Here's the circuit I'm using:

I'm not much of a hardware person, so any suggestions for improvement are welcome.

[argilo]

I made a small mistake in the schematic. It's now updated to what I hope is correct.

[mumixam]

@argilo ok i got around to trying to make this circuit work but i'm running into a issue where Q1 is pulling down the 12volt source constantly. I'm less of a hareware person than you and I'm having trouble understanding the purpose of Q1. It seems like the idle high 12volt signal is triggering my 2n2222 constantly causing it to pull down to ground which causes the wall button to no longer illuminate the led. Also i realize these comments are a little bit off topic of the issue. Would it be ok to email you (using the email that shows up in the commits) or librechat (irc) or something?

[argilo]

It's fine to continue the discussion here, since others may be interested.
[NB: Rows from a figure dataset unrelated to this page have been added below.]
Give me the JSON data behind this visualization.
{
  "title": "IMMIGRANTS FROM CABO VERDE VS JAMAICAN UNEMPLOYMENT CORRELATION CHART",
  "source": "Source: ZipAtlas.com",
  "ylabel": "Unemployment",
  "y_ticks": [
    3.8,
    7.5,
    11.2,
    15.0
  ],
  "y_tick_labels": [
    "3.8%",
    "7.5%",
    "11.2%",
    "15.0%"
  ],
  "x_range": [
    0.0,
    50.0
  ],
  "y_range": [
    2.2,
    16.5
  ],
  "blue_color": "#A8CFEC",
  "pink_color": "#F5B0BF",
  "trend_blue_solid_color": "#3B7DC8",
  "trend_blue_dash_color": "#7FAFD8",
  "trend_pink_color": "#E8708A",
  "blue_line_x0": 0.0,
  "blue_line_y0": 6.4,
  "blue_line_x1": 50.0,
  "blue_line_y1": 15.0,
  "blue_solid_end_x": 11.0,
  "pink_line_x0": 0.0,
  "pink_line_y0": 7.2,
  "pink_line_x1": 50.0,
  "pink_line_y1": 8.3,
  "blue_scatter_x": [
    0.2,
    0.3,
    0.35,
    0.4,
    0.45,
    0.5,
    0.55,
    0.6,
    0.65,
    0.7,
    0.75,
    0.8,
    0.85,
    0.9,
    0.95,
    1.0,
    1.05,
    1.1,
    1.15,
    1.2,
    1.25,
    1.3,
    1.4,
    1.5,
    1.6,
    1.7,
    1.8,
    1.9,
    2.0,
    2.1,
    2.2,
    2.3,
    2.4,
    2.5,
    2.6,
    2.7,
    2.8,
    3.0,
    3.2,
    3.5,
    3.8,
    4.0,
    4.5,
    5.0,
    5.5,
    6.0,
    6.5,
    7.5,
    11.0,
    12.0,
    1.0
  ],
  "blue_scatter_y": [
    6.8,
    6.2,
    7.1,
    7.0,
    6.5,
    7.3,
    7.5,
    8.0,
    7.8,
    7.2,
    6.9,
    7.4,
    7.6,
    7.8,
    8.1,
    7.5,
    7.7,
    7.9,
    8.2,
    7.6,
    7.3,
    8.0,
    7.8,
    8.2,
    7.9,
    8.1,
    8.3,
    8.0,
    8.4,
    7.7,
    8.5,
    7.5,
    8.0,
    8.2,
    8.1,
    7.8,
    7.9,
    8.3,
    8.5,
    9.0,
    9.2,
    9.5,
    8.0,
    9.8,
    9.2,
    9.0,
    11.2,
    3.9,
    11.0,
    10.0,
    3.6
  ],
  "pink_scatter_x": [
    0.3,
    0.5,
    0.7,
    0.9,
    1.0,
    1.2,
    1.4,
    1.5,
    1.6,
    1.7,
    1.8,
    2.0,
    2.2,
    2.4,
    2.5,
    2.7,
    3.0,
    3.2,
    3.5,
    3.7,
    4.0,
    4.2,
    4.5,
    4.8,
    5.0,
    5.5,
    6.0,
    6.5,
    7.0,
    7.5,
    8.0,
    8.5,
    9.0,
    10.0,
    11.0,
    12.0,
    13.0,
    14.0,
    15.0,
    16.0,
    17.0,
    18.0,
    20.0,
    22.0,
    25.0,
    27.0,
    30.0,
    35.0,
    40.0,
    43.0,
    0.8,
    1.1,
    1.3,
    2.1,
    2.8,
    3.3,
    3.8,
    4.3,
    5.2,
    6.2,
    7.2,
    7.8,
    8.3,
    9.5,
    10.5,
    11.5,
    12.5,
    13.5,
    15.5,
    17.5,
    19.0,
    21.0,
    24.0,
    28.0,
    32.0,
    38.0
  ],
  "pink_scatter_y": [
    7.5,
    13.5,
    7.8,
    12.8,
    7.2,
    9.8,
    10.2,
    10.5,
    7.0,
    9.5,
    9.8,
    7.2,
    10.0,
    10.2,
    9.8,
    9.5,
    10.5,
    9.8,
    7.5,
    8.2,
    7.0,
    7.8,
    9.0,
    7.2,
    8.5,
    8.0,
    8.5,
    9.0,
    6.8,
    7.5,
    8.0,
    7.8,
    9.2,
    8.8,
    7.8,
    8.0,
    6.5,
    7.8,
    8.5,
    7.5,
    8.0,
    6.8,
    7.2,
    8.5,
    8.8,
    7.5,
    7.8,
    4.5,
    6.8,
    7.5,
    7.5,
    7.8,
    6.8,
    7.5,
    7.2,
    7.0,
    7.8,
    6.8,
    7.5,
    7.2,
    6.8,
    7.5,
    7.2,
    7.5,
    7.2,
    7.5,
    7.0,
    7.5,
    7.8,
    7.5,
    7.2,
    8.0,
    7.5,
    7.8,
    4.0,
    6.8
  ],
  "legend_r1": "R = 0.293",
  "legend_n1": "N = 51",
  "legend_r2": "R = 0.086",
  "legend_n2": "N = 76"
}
Do you have the Raspberry Pi's TXD pin connected to the base of Q2? That pin is normally high, which keeps Q2 on, grounding the collector. That in turn keeps Q1 off.

When TXD goes low (during transmit) Q2 switches off, which turns on Q1 and shorts the 12V line.

[mumixam]

when i did my initial testing the tx pin was not connected to anything. i was just probing around with a multimeter making sure im not going to overvolt the pi. i will make sure i have tx connected at all times before connecting 12volt source. one thing i did notice was without tx connected i fired a 2n2222 @ Q1. would it make sense to add a resistor to limit current in the event of loss of power to the pi but GDO still has power to protect the 2n2222? Thank you for your time and help

[argilo]

My garage door opener limits current to about 150 mA, so I didn't bother adding a current-limiting resistor on the 12V line.

Perhaps a pull-up resistor on the base of Q2 could prevent Q1 from shorting the 12V line when the Raspberry Pi is disconnected.